Thank you for that. I feel better already.

#17 Comment By Mark Thomason On November 6, 2018 @ 11:30 am

“What men really are seeking, or ought to seek, is not the right to govern, but the right to be governed well.”

Since voters never actually get the power to govern themselves, to be governed well is the only thing they can seek.

The point of democracy done right is to allow the voters to object with effect when they find themselves governed badly. That has been going on for some time, and bums keep getting thrown out, but we don’t get good government offered on the ballot.

That is what must change. Hold your nose for a different flavor of bad is not a real democracy.

#18 Comment By marku52 On November 6, 2018 @ 1:02 pm

Another theory regarding this is Tainter’s “Collapse of Complex Societies”. The idea is that as civilizations respond to problems, they build increasingly complex solutions. The law of diminishing returns implies that these solutions become increasingly expensive, in energy and human effort. Eventually the costs overwhelm the capability of the society, and it falls. Tainter’s book details this for many fallen civs. We seems to be well along in ours.

#19 Comment By Fayez Abedaziz On November 7, 2018 @ 12:39 am

And just what elections do or don’t matter, really?
That’s a good one, it gave me a laugh: I’m talking about those stickers that say ‘I Voted.’ Ha ha, voted for who and for what, citizens?
Lemme see, I’ve been lookin’ and observin’ politicians and the Guv’ment since ’64 with our long lost friends Goldwater and LB Johnson.
And, guess what? Why…things are worse than ever! The voters decide nothing!
Healthcare, schools (public ones-yuk) and foreign battles/wars that make misery and make a mockery of sincere American families and the sincere patriotic troops.
Things are so bad, with rich donors/lobbies that I think we really were better off before and they were the ‘good old days’ compared to now. That’s pert darn bad…today’s increasingly corrupt and degenerate politicians and at half the population.
Dig what I’m saying and, have a nice day

#20 Comment By Wizard On November 7, 2018 @ 11:31 am

although in fairness, Clinton probably would’ve had boots on the ground in Syria already, not as bad as Iran but…

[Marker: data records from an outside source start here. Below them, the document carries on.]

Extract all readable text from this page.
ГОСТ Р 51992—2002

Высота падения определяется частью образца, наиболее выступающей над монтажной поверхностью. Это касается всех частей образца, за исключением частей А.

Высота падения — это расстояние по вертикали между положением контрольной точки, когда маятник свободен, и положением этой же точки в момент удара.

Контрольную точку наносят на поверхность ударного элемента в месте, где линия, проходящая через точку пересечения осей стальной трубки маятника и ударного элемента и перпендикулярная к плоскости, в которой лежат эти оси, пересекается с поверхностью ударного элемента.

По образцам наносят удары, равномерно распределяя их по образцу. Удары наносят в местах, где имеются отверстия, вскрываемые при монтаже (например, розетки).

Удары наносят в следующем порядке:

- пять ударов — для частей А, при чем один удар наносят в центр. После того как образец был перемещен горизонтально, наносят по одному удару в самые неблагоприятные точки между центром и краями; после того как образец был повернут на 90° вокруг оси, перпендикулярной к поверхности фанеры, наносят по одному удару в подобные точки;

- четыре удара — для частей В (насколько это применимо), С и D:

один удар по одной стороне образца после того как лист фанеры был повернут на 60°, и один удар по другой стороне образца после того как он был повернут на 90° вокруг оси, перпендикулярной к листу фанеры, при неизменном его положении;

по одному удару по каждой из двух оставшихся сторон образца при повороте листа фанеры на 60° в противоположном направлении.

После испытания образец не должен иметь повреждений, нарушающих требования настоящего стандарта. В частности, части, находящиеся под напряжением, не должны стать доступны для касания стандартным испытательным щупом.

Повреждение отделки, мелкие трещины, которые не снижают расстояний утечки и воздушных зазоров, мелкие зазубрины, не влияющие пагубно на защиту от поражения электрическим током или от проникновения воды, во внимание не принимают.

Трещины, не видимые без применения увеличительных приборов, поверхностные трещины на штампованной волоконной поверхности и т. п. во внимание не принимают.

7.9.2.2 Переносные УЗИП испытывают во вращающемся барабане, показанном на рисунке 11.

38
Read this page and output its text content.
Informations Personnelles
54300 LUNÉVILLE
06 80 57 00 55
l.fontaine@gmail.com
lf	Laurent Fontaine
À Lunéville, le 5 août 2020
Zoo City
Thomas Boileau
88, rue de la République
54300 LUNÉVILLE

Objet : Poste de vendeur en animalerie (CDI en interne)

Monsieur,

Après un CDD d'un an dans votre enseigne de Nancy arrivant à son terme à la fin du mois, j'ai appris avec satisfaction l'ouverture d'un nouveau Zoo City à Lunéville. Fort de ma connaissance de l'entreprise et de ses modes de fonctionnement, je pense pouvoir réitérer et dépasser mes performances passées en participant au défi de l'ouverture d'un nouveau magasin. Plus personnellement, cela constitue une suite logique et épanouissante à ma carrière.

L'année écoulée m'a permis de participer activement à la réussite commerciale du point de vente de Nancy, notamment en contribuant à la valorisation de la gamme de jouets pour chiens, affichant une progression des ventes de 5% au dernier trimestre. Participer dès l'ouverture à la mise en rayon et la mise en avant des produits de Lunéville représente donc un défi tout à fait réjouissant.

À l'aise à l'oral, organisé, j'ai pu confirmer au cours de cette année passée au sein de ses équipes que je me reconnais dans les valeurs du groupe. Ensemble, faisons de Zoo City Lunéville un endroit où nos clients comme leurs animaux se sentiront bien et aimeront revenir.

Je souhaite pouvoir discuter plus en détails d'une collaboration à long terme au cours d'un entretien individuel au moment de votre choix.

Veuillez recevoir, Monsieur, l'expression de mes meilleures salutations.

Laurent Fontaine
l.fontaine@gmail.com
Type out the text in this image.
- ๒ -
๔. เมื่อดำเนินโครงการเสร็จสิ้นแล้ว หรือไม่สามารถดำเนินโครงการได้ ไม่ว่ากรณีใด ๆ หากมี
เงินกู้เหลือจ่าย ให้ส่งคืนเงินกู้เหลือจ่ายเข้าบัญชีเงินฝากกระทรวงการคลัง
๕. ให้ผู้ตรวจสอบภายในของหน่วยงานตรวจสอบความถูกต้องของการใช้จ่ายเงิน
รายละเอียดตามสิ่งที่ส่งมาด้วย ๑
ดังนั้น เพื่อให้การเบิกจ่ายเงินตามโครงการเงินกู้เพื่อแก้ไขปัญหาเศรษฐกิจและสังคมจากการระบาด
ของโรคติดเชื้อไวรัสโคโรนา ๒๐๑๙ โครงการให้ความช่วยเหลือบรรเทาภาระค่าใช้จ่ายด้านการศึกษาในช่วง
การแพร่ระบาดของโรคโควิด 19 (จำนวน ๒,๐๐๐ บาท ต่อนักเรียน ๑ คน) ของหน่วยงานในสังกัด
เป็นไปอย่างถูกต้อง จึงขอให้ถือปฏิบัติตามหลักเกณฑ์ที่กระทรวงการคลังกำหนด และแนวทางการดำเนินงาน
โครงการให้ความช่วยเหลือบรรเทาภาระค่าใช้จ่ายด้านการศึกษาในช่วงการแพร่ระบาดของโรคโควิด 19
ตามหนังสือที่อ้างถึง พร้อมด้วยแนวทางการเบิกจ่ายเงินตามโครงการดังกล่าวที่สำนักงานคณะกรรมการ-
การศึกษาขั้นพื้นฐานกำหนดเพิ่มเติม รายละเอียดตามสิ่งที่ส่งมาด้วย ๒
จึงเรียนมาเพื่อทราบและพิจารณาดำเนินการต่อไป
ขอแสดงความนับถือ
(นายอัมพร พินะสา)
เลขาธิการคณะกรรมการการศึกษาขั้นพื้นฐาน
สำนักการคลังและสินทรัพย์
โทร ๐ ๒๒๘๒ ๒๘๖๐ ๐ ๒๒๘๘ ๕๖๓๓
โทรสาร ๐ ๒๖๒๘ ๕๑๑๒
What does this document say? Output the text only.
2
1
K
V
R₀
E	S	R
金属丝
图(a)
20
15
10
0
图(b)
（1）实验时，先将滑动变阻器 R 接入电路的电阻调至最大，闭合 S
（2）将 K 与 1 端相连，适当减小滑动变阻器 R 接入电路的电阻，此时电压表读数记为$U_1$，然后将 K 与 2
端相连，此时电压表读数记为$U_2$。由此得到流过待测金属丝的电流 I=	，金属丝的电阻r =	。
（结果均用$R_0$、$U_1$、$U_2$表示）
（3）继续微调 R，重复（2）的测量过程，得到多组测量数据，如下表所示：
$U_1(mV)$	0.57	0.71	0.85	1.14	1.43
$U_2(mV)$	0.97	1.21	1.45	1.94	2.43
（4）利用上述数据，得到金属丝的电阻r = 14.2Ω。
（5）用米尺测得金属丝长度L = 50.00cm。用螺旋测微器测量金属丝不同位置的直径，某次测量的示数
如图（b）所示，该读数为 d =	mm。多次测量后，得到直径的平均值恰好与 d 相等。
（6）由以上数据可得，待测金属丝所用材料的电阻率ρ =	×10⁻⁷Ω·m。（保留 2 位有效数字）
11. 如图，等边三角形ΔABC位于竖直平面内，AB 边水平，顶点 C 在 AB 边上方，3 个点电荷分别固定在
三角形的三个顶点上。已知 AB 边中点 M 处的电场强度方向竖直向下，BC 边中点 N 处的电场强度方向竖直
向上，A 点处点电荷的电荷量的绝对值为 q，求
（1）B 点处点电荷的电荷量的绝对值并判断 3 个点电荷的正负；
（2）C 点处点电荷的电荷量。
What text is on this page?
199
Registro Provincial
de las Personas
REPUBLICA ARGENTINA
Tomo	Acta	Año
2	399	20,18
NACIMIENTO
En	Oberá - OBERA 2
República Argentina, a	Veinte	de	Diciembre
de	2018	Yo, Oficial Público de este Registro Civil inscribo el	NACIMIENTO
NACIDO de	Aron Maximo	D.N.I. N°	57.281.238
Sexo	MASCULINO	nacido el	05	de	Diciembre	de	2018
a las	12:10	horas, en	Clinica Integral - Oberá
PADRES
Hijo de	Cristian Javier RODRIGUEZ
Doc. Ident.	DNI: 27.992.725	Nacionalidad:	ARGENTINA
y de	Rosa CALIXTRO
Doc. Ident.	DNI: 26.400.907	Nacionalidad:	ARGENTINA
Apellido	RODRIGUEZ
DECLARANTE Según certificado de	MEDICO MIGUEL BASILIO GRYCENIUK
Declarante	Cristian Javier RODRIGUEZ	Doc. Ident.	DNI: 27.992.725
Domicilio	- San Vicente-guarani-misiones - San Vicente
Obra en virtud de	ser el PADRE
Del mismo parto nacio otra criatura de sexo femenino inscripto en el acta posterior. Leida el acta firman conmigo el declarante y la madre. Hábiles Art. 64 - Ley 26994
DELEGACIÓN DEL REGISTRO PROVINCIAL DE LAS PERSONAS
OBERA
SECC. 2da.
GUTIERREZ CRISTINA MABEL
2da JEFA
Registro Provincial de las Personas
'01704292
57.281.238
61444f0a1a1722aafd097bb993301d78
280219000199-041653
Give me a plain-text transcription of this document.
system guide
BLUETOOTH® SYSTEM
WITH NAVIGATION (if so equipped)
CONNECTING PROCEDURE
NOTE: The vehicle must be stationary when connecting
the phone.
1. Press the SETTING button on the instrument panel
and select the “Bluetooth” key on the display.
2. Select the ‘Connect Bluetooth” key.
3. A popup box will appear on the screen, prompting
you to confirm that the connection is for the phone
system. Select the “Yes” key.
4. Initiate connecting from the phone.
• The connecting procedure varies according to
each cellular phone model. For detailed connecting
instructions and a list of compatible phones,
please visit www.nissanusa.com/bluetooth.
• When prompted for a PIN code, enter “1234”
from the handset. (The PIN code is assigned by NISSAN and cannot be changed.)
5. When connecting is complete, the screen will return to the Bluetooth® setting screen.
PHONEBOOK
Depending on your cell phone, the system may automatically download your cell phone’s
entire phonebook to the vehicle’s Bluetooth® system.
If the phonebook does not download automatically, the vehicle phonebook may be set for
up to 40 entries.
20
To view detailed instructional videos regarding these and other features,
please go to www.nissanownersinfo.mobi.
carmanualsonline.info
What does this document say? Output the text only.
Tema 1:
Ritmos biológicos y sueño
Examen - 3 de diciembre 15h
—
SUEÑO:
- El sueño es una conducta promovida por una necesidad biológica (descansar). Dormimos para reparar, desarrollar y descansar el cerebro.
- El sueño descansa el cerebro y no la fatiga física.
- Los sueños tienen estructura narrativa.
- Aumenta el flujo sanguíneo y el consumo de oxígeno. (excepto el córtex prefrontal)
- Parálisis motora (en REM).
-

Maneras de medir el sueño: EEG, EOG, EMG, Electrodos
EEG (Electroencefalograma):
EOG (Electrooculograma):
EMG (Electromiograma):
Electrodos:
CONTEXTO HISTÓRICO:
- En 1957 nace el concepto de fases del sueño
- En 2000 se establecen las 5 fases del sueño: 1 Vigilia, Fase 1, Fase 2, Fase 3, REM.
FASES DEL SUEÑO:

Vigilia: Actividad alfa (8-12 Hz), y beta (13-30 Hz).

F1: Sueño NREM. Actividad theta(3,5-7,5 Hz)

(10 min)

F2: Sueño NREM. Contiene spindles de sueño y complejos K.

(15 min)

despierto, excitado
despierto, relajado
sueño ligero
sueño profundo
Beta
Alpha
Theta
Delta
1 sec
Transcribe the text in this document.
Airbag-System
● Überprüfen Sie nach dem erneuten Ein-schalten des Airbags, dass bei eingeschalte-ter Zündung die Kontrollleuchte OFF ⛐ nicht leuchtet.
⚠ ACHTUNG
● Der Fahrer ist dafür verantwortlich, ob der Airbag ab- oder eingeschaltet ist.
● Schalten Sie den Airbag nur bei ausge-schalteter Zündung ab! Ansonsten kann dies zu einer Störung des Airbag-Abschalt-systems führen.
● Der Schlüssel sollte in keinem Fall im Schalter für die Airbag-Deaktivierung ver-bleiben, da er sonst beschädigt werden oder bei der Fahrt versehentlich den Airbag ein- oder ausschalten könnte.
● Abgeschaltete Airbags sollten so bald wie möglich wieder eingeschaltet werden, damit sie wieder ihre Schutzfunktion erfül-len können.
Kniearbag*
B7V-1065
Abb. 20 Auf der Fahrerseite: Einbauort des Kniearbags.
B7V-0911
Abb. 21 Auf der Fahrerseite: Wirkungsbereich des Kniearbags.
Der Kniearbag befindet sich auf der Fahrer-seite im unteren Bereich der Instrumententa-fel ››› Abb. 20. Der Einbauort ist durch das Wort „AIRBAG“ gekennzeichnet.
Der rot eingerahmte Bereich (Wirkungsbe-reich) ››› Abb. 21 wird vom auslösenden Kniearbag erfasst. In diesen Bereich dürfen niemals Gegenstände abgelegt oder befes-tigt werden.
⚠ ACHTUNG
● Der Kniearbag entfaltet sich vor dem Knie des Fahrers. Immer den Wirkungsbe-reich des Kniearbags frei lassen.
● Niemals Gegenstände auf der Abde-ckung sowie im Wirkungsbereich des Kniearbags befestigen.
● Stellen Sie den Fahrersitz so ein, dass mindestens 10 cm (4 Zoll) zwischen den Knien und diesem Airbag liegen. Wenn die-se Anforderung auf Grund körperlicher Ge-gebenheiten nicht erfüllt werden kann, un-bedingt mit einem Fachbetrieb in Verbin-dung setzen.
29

Huh? Obama already (illegally) put US boots on the ground in Syria, and Trump has (illegally) kept them there. I don’t dispute Clinton’s hawkishness, but that particular horse is out of the barn and way down the road. Until Congress grows a backbone and acts to reclaim their war-making authority, whoever happens to be President will continue to commit US troops whenever and wherever s/he sees fit.